Giving his outlook on the subject, Seth of Honda Cars India, reiterated that the auto OEMs are increasingly outsourcing their non-core activities wherein business partners assume a greater role in the supply chain processes. “The OEMs must encourage the suppliers and business partners to embrace digitisation. OEMs and Tier 1 suppliers can come together to work on digitising the supply chain. The Tier 1 suppliers should support the Tier 2 and 3 partners to invest in the same. A supplier park can be created in the vicinity of the OEMs, who can in turn monitor the supplier processes time-to-time,” Seth suggested.

Bajaj Auto feels vehicle manufacturing is the central operation of the automotive value chain, which includes R&D, engineering and product development, cooperation with vendors, dealers and others. 

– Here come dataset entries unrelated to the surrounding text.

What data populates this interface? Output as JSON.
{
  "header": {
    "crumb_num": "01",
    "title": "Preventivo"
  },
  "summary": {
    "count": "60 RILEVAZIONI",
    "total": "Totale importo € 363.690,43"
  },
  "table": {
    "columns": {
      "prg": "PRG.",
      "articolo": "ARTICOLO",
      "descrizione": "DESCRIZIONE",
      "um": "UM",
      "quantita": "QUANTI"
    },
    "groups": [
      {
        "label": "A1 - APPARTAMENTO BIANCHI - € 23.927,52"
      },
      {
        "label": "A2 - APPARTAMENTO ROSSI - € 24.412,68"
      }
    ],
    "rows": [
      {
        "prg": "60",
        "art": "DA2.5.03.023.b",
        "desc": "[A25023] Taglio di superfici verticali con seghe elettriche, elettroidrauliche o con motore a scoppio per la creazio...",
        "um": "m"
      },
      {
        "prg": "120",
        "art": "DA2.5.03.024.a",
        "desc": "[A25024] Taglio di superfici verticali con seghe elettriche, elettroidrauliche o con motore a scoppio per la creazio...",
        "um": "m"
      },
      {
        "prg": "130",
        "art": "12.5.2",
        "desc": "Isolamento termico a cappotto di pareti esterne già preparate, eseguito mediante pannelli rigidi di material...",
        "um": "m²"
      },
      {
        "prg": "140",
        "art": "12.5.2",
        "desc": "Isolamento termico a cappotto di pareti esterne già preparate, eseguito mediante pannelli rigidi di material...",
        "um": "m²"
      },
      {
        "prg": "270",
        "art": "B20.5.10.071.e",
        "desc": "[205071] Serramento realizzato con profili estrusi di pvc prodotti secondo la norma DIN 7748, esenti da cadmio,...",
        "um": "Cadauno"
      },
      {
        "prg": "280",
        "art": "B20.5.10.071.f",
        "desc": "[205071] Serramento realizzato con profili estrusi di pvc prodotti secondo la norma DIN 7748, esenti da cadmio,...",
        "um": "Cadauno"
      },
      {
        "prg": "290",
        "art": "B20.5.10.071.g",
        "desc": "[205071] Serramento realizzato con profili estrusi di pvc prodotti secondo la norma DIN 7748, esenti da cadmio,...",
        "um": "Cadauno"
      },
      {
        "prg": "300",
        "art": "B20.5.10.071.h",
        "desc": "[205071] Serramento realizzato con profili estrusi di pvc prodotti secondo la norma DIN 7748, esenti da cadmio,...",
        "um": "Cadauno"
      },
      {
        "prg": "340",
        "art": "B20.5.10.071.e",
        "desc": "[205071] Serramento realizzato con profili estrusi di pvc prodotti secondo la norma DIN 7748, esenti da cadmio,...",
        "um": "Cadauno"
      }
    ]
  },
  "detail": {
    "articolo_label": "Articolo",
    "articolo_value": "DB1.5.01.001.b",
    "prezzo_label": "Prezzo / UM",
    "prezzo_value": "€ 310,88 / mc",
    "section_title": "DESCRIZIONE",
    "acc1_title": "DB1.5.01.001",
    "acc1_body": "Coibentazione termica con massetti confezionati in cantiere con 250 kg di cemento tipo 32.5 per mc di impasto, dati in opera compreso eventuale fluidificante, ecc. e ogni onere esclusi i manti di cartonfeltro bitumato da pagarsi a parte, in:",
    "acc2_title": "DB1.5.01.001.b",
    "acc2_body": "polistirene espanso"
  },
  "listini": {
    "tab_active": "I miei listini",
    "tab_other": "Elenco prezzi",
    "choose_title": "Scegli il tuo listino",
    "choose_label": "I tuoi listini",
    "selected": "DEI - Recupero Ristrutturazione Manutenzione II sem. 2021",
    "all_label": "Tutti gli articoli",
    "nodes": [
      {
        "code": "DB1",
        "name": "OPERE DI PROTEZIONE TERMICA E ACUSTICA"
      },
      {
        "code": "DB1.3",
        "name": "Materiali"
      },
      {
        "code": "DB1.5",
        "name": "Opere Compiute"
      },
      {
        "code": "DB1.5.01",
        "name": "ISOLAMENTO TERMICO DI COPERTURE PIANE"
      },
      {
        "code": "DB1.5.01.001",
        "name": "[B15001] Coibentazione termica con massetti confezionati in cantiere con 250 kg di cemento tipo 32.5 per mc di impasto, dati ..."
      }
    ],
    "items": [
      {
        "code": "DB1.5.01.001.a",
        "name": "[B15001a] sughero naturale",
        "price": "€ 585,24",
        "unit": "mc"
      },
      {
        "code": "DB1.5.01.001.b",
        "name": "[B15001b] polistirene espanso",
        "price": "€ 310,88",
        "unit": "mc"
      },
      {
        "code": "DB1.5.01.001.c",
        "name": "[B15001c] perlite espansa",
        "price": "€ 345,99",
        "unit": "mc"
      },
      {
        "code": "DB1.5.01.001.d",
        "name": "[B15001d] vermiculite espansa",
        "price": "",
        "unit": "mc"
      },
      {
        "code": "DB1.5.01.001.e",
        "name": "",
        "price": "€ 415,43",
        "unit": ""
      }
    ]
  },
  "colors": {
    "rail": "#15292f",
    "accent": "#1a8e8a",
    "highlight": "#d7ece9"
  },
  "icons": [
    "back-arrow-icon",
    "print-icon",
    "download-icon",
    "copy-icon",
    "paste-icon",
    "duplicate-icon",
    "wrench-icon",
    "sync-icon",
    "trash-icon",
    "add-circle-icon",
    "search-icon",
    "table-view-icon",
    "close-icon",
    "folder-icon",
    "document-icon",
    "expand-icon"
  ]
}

Known for making clear and straight remarks, Flack of Tata Motors too stressed on the need to digitise the supply chain. “There are very few suppliers who are pushing their boundaries currently. They are averse to risks, given the market fluctuations. However, I won't blame them because that’s how the industry dynamics are (in India). The technology changes are so fast now that we are clubbing our activities with our partners to work on new models. We have also doubled the number of tech days that we used to organise earlier. Investing in IoT is like minimising the risks that the future has to offer,” he commented.

All in all, the session was well attended and it appeared that the smaller stakeholders in attendance were opening up to accepting the need for investing in digitising their respective supply chain processes.